希望能帮到你。rm(list = ls())
if(!require("rvest")){install.packages("rvest");library("rvest")}
for (i in c("october", "november", "december", "january")) {
nba_url <- read_html(paste0("https://www.basketball-reference.com/leagues/NBA_2018_games-",i,".html"))
#Left part of the table
left<-nba_url %>%
html_nodes(".left") %>% #item de precios
html_text()
left<-left[-length(left)]
left<-left[-(1:4)]
#Assign specific values
Date<-left[seq(1,length(left),4)]
Visitor<-left[seq(2,length(left),4)]
Home<-left[seq(3,length(left),4)]
#Right part of the table
right<-nba_url %>%
html_nodes(".right") %>% #item de precios
html_text()
right<-right[-length(right)]
right<-right[-(1:2)]
#Assign specific values
Start<-right[seq(1,length(right),3)]
PTS1<-right[seq(2,length(right),3)]
PTS2<-right[seq(3,length(right),3)]
nba_data<-data.frame(Date,Start,Visitor,PTS1,Home,PTS2)

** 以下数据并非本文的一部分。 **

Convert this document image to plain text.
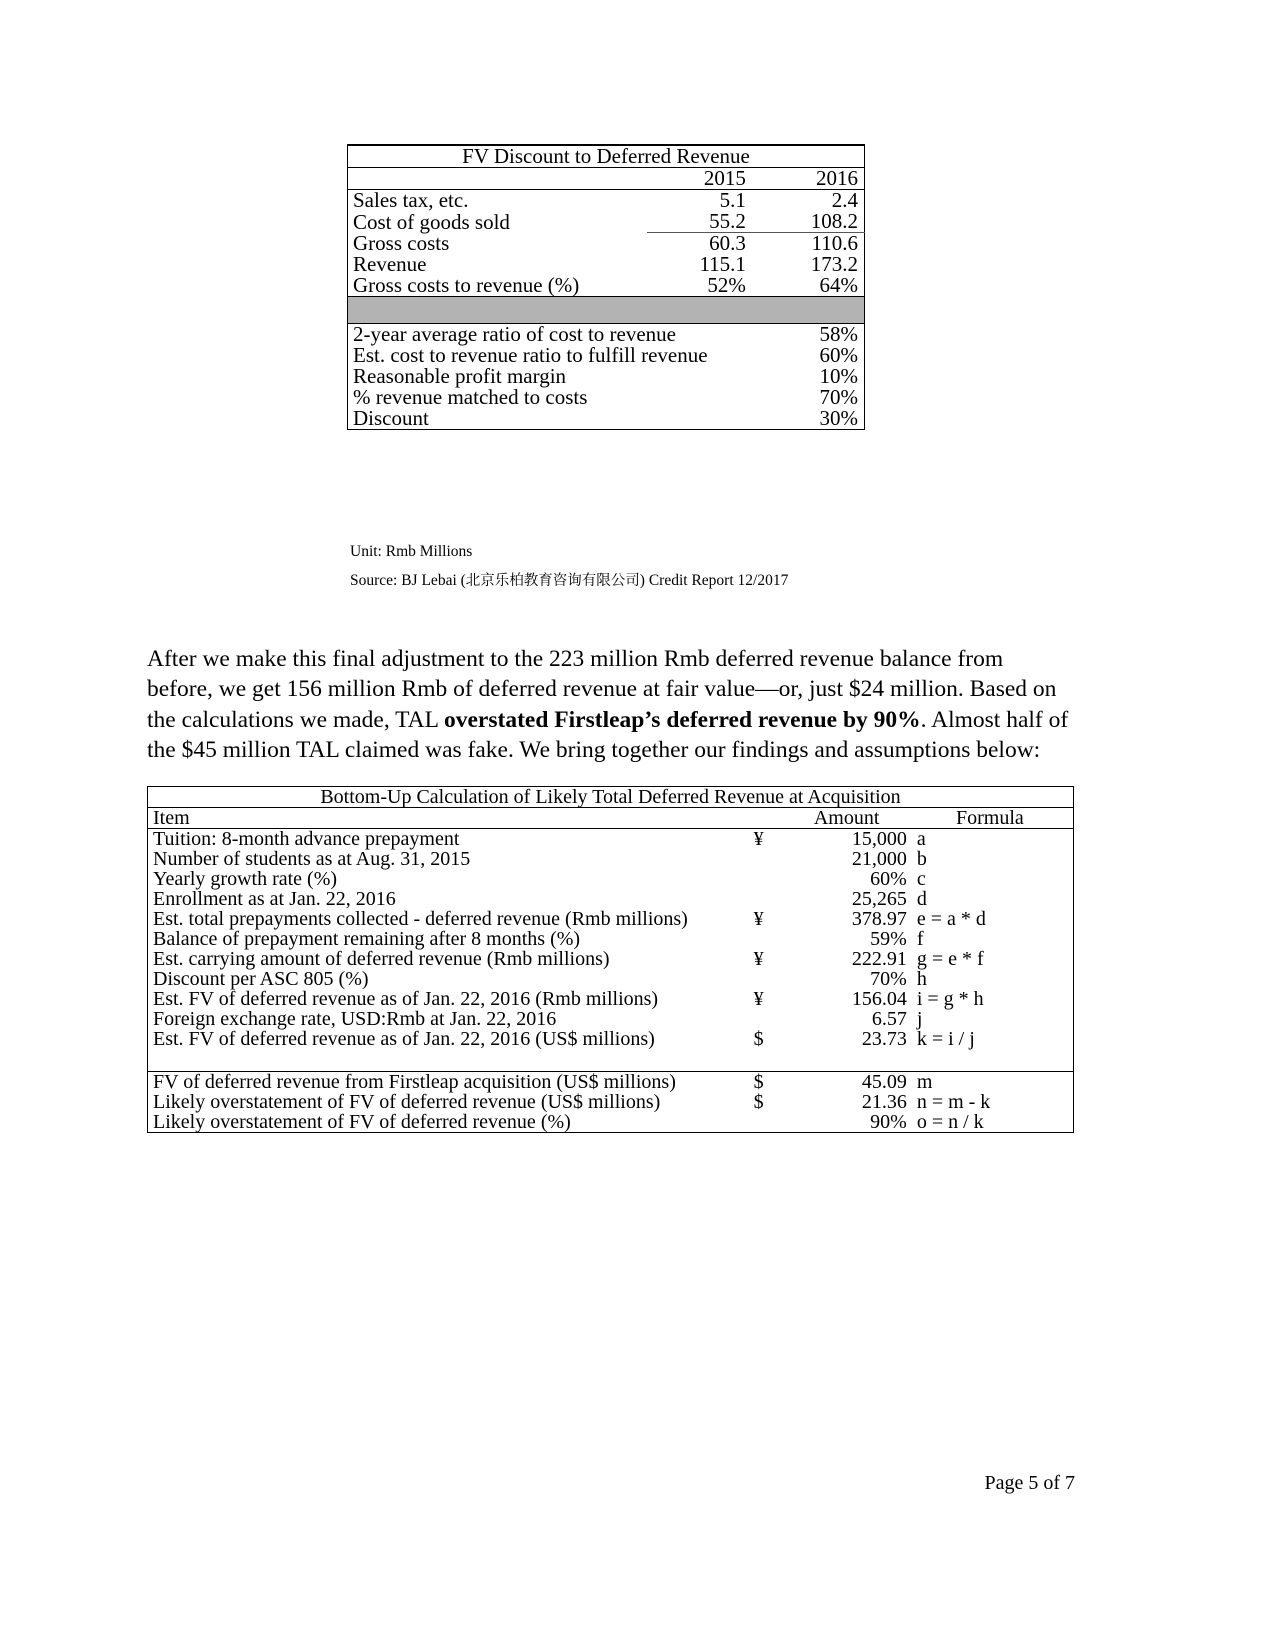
FV Discount to Deferred Revenue		
	2015	2016
Sales tax, etc.	5.1	2.4
Cost of goods sold	55.2	108.2
Gross costs	60.3	110.6
Revenue	115.1	173.2
Gross costs to revenue (%)	52%	64%

2-year average ratio of cost to revenue		58%
Est. cost to revenue ratio to fulfill revenue		60%
Reasonable profit margin		10%
% revenue matched to costs		70%
Discount		30%
Unit: Rmb Millions
Source: BJ Lebai (北京乐柏教育咨询有限公司) Credit Report 12/2017

After we make this final adjustment to the 223 million Rmb deferred revenue balance from before, we get 156 million Rmb of deferred revenue at fair value—or, just $24 million. Based on the calculations we made, TAL overstated Firstleap’s deferred revenue by 90%. Almost half of the $45 million TAL claimed was fake. We bring together our findings and assumptions below:

Bottom-Up Calculation of Likely Total Deferred Revenue at Acquisition			
Item		Amount	Formula
Tuition: 8-month advance prepayment	¥	15,000	a
Number of students as at Aug. 31, 2015		21,000	b
Yearly growth rate (%)		60%	c
Enrollment as at Jan. 22, 2016		25,265	d
Est. total prepayments collected - deferred revenue (Rmb millions)	¥	378.97	e = a * d
Balance of prepayment remaining after 8 months (%)		59%	f
Est. carrying amount of deferred revenue (Rmb millions)	¥	222.91	g = e * f
Discount per ASC 805 (%)		70%	h
Est. FV of deferred revenue as of Jan. 22, 2016 (Rmb millions)	¥	156.04	i = g * h
Foreign exchange rate, USD:Rmb at Jan. 22, 2016		6.57	j
Est. FV of deferred revenue as of Jan. 22, 2016 (US$ millions)	$	23.73	k = i / j

FV of deferred revenue from Firstleap acquisition (US$ millions)	$	45.09	m
Likely overstatement of FV of deferred revenue (US$ millions)	$	21.36	n = m - k
Likely overstatement of FV of deferred revenue (%)		90%	o = n / k
Page 5 of 7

write.csv(nba_data, file = paste0("./", i, i, ".csv"))
}
答案 1 :(得分:0)
这是使用tidyvere废弃本网站的解决方案。但首先我们检查网站的robots.txt文件,以了解请求的限制率。有关详细信息,请参阅帖子Analyzing “Crawl-Delay” Settings in Common Crawl robots.txt Data with R以供参考。
library(spiderbar)
library(robotstxt)
rt <- robxp(get_robotstxt("https://www.basketball-reference.com"))
crawl_delays(rt)
#> agent crawl_delay
#> 1 * 3
#> 2 ahrefsbot -1
#> 3 twitterbot -1
#> 4 slysearch -1
#> 5 ground-control -1
#> 6 groundcontrol -1
#> 7 matrix -1
#> 8 hal9000 -1
#> 9 carmine -1
#> 10 the-matrix -1
#> 11 skynet -1
我们对*
值感兴趣。我们看到我们必须在请求之间等待至少3秒。我们将花5个时间。
我们使用tidyverse
生态系统来构建网址并迭代它们以获取包含所有数据的表格。
library(tidyverse)
library(rvest)
#> Le chargement a nécessité le package : xml2
#>
#> Attachement du package : 'rvest'
#> The following object is masked from 'package:purrr':
#>
#> pluck
#> The following object is masked from 'package:readr':
#>
#> guess_encoding
month_sub <- c("october", "november", "december", "january")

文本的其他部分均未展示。